Alt Fees and the Billable Hour (again . .)

Ok so discussing and debating alternative billing (fee arrangements, fee engagements, or whatever phrase one uses to describe anything but billable hours) is not new or novel. Yet recently there has been am uptick in conversation from the likes of legal innovators like Paul Lippe and Jeff Carr (I am realizing I mention them a lot – but for good reason I argue) to bloggers like Mary Abraham and Twitterers like Pam Woldow.

In a recent article written for AmLaw by Paul Lippe, I commented that it was not so much the billable hour but the value of what you get for that fee. Meaning in short, sometimes paying $500+/hr for a lawyer’s time may be well worth it. That has nothing to do with the actual billing metric of the “hour.” Indeed this debate is often more about form over substance and it ought to be substance over form. I do not necessarily care if my law firm charges me x amount of dollars by the hour, minute or some other scheme. I just care that for whatever I am charged I receive equal (if not more) value for that.

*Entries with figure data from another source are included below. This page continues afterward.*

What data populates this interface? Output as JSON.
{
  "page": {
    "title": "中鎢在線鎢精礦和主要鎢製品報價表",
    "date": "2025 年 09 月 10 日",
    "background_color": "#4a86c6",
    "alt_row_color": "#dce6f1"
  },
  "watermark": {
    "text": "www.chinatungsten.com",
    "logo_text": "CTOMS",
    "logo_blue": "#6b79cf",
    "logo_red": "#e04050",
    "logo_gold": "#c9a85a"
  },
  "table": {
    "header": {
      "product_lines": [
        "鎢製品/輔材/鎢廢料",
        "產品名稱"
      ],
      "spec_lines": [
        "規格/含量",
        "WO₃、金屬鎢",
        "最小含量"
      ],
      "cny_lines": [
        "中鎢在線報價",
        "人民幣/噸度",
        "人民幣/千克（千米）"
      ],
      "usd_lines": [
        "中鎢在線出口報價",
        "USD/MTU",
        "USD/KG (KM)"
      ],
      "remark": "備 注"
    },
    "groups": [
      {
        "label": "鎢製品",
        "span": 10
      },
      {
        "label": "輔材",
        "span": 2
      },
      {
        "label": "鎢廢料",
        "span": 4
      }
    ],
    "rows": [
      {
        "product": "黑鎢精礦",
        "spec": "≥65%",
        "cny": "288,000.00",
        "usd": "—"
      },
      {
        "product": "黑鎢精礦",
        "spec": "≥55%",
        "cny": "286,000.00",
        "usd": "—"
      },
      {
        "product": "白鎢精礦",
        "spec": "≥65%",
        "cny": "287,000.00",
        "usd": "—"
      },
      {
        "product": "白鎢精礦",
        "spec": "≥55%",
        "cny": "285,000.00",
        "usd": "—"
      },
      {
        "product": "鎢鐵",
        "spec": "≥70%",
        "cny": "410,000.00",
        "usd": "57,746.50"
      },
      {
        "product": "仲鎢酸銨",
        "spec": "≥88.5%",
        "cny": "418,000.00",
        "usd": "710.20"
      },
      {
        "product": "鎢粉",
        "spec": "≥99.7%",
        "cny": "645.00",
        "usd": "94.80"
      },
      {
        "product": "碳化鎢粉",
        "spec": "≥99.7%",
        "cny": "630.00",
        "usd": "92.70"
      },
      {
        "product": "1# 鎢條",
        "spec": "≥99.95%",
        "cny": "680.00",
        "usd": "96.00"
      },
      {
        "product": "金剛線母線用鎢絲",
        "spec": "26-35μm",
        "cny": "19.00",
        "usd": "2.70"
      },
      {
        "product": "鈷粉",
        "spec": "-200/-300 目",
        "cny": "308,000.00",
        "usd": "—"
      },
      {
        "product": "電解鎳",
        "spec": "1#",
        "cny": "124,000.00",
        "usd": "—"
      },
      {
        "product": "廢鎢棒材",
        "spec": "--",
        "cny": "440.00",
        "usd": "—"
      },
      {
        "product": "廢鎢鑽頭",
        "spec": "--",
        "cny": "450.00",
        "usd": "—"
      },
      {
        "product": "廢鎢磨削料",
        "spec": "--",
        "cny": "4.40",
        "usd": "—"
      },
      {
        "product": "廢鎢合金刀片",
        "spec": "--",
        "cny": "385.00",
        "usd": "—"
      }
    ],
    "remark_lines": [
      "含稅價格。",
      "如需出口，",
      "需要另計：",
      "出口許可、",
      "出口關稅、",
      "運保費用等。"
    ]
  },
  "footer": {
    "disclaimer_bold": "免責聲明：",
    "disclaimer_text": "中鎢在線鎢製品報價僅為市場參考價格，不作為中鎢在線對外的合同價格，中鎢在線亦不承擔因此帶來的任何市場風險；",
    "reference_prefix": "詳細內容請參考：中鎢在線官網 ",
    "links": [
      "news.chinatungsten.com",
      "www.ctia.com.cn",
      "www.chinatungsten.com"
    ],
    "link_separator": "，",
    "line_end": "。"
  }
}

See more on this at Adam Smith.

Now I recognize that the billable hour has been demonized by many as a vehicle for over padding, inflating or otherwise inaccurately accounting for the total work a firm or lawyers does. However, that speaks more of the firm ‘s ethics rather than the metric of the billable hour. If someone is going to cheat you, they will find a way.

This brings into light another blog entry by Mary Abraham that has experienced a lot of debate in the last few days. In her September 1st entry, Mary discussed an Australian firm’s technology that allows for greater transparency into its workflow and work product. The debate on-line has been centered on just what level of transparency is needed within the practice of law. Some argue that all the client should see is the end product. While others argue that there should be no more “man behind the curtain” and that firms should open up their practices and work product creation to their clients. Regardless of which argument one makes I will state that any tool a firm can offer that allows this type of transparency is a great thing for the industry. Clients in the end will determine if they want to use it or not. Any time a firm can offer a client something new, innovative, and unique – the client can choose to take advantage of it or not depending on its own culture and practices.

The billable hour has often been seen as a cloak for firms to hide much of the particulars about what they do. Flat fee can be no different in many ways. The only true method a client can use to determine whether they are receiving value for fees is to know more about exactly what the firm did and how it did it. Then the clients can make the determination themselves. This new technology can certainly help. And that is a good thing.